Crestor is my Doctor’s Drug of Choice

Crestor is now a part of my life and daily routine.  It has been three months since I received the news that my cholesterol is high (my total cholesterol was 7 at that time).  My doctor recommended Crestor and I have taken it every night since October 2.  The Pharmacist recommended an evening dose as your body apparently manufactures cholesterol at night.  An article through Healthline as well as a number of others confirm this statement.  Crestor, however, is a newer more potent statin and so has the similar effectiveness even when taken in the morning.  During the day, when your diet has sources of cholesterol your liver has no need to release cholesterol.  At night, when you’ve stopped eating for a while, the liver turns back on and releases cholesterol to keep up levels of it in the blood.  In my case, I guess, too much is released.  I do not eat a high fat diet.  I do not overeat.  I am moderately overweight but I also have a father who has the genetic form of high cholesterol.  My son has the gene and I can only assume he got the gene from me. My husband, in his late 50’s, has a cholesterol reading in the excellent range.  In any case, I am following my pharmacist’s recommendations.

How does Crestor Battle High Cholesterol?

So, I have been religiously taking my Crestor pill each night before bed.  Being the science geek that I am, I had to investigate what it is that statins like Crestor do to cut cholesterol levels.  The following is what I have discovered:

  • Crestor is a drug called rosuvastatin
  • it is an HMG-CoA reductase inhibitor which means it interferes with the enzyme HMG-CoA reductase involved in making cholesterol
  • most cholesterol in the body is made in the liver
  • Crestor works in two ways:
    • it blocks the above enzyme in the liver causing the liver to make less cholesterol
    • it makes the liver absorb more cholesterol in the blood and break it down
  • By doing the above two jobs, Crestor lowers LDL and raises HDL
  • Crestor may also reduce C-reactive protein (which is also produced by the liver and released in response to inflammation) which is an even greater indicator of heart disease and predictor of heart-attacks than high cholesterol

Risks of Crestor

Crestor and other statin medication do have some risks.  Muscle pain and weakness and excessive tiredness are relatively common side effects but should be reported to your doctor.  Right now I am experiencing these effects. However, we have done those kitchen renovations and I worked tirelessly for the week before Canadian Thanksgiving cleaning for a large number of guests over for the weekend.  I spent a great deal of the weekend cooking and entertaining along with the clean-up that goes along with being a good host.  So at this point, I’m not sure if the excessive tiredness was from the medication or the long weekend.  I will give myself to the middle of next week to decide before I call my doctor.  There are a number of other risks with taking the drug and most are quite rare and associated more with higher doses of the drug.  I am on 5 mg daily.  I hope to keep it at this low-level at least for a while.

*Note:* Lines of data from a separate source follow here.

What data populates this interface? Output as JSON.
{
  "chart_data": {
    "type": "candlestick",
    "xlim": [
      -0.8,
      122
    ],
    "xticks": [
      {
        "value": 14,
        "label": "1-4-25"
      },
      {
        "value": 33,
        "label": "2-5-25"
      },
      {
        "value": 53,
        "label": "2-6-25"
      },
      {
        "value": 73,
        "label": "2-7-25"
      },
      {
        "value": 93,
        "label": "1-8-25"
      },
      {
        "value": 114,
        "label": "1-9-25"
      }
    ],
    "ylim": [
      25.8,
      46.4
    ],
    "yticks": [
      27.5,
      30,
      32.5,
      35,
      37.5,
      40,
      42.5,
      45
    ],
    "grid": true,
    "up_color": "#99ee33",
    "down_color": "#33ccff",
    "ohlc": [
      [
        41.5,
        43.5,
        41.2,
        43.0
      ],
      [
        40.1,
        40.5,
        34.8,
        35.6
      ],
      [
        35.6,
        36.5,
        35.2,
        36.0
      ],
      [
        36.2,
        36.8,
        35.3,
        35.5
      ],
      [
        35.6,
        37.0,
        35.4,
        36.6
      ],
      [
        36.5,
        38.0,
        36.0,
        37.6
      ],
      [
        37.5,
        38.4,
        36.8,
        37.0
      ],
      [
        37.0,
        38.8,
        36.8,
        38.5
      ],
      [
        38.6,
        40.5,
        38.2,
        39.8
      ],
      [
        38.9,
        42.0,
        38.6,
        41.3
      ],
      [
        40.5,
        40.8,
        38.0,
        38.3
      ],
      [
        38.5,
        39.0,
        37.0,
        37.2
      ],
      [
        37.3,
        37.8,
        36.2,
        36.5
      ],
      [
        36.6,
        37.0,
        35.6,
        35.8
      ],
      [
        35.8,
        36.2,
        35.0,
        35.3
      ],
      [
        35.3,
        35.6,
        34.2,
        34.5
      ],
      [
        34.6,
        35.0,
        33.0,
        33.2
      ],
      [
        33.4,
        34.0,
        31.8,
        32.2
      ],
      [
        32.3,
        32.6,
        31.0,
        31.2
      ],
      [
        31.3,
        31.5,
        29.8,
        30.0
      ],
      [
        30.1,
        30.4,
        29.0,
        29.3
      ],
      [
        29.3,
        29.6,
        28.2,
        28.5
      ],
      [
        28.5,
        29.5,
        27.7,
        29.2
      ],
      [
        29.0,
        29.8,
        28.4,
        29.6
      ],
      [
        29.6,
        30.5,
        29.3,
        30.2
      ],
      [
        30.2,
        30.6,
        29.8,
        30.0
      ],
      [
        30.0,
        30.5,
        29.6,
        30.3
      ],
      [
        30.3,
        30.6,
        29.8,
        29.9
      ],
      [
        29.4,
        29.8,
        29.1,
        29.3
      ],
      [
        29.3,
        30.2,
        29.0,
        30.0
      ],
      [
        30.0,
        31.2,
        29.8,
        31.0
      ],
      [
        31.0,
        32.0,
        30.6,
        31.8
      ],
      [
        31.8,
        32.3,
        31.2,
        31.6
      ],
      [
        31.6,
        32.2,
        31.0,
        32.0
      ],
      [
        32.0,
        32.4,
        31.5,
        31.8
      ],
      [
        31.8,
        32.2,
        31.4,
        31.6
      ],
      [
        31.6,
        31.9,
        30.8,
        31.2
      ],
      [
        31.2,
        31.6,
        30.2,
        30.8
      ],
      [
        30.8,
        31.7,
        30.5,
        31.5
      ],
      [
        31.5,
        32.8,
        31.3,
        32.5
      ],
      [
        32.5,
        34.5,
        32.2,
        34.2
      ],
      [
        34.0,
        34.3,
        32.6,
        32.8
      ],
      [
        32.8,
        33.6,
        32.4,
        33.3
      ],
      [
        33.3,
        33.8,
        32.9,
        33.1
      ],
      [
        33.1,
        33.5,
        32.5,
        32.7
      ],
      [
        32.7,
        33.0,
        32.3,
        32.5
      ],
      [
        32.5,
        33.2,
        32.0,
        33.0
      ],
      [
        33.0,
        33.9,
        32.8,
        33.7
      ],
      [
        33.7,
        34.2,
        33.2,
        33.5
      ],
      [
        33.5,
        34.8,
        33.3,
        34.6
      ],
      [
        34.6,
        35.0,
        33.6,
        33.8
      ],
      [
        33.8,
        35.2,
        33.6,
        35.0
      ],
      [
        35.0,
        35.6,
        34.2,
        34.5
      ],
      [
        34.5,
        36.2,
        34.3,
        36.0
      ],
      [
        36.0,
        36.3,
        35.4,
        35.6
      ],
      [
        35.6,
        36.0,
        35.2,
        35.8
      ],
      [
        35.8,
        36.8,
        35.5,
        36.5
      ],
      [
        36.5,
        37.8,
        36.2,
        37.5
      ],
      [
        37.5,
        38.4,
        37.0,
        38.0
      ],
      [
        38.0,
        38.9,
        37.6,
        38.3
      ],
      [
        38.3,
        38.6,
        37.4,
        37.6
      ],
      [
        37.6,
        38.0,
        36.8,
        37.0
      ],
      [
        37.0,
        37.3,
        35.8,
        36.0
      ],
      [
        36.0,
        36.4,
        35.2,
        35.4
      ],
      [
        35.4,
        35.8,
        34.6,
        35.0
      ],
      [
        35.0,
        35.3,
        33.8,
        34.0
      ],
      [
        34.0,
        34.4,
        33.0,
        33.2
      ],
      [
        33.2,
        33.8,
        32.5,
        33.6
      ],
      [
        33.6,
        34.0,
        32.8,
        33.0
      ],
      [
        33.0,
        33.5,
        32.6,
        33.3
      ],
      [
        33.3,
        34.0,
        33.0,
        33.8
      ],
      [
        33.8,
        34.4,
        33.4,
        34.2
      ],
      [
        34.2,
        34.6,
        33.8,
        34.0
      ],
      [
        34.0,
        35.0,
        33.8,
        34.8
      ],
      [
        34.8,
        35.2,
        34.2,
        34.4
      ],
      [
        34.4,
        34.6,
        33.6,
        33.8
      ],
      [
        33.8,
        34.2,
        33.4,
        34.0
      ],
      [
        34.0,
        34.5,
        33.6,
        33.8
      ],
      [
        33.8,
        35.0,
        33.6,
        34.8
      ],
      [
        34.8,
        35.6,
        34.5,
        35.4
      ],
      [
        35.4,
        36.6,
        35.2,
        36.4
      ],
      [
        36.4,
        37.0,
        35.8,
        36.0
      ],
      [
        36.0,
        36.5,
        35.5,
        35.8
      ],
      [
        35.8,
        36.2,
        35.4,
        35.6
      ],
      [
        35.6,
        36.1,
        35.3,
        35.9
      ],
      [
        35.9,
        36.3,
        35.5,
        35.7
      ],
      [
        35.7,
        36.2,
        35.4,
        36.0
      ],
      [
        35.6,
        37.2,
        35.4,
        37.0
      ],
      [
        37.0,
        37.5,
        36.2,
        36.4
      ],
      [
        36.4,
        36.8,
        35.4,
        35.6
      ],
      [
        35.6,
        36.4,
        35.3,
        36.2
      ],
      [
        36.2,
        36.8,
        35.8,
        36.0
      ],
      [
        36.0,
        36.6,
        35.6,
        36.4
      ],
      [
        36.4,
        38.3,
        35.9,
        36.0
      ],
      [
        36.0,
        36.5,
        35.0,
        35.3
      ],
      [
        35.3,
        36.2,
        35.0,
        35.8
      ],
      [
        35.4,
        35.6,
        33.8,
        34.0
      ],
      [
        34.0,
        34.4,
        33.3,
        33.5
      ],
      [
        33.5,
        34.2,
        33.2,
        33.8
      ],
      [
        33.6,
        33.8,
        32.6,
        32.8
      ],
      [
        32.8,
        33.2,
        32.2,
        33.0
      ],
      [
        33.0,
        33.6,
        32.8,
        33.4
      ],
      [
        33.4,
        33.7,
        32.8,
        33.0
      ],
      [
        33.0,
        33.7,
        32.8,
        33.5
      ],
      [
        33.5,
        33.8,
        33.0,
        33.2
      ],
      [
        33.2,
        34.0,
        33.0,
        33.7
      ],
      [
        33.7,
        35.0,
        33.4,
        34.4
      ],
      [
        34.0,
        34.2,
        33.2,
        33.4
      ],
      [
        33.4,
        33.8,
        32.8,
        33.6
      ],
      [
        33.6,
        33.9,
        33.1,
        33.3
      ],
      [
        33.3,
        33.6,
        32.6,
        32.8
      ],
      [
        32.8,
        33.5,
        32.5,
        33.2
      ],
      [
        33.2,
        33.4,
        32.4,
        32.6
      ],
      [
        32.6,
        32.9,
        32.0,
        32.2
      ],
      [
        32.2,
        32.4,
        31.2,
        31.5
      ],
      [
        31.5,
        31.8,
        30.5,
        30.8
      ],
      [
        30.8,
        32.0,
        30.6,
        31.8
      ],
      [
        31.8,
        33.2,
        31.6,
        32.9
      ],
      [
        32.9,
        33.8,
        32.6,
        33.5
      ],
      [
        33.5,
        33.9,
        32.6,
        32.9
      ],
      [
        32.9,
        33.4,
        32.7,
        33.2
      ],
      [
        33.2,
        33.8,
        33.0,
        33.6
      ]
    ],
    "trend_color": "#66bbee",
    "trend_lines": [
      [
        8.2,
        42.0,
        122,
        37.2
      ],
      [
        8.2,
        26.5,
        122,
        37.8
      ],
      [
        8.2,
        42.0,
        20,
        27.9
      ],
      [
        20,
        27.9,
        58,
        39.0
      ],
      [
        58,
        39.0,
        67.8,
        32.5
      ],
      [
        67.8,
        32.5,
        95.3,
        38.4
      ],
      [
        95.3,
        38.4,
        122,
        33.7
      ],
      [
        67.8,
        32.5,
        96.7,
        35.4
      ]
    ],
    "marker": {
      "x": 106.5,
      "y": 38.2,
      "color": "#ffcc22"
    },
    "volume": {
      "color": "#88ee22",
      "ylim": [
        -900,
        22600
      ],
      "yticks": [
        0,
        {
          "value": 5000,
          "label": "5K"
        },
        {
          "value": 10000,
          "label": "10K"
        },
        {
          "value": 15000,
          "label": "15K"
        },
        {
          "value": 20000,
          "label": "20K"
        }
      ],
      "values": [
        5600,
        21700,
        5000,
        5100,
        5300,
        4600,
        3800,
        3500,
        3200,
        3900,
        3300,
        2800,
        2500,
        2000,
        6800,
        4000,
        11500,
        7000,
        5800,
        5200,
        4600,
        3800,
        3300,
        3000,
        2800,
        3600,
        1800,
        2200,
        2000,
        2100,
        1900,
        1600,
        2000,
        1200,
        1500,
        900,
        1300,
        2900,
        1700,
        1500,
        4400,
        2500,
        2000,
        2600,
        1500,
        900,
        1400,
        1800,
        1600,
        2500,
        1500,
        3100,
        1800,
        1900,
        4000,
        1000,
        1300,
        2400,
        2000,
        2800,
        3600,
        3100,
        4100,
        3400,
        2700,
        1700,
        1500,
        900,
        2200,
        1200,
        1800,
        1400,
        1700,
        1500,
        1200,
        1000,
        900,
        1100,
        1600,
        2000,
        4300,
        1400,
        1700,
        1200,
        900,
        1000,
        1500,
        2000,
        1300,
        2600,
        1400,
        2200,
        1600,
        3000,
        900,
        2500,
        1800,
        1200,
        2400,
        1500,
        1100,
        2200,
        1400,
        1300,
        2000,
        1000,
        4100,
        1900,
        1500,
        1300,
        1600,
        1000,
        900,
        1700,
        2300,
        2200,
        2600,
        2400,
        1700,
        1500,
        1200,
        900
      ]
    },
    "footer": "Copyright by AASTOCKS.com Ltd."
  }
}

When I see my doctor again, I have to remember to ask more questions.  I will find out my new cholesterol reading but I’d like to get a true reading of my HDL vs LDL levels.  HDL is the good fatty acid while the LDL tends to be the one to stick to your arteries.  Triglycerides are also more damaging so I’d like to know my blood levels of those as well.  I’d also be interested in finding out the levels of C-reactive protein in my bloodstream.  I have some arthritis and scoliosis.  Knowing if it is a problem would be instrumental in managing my overall health.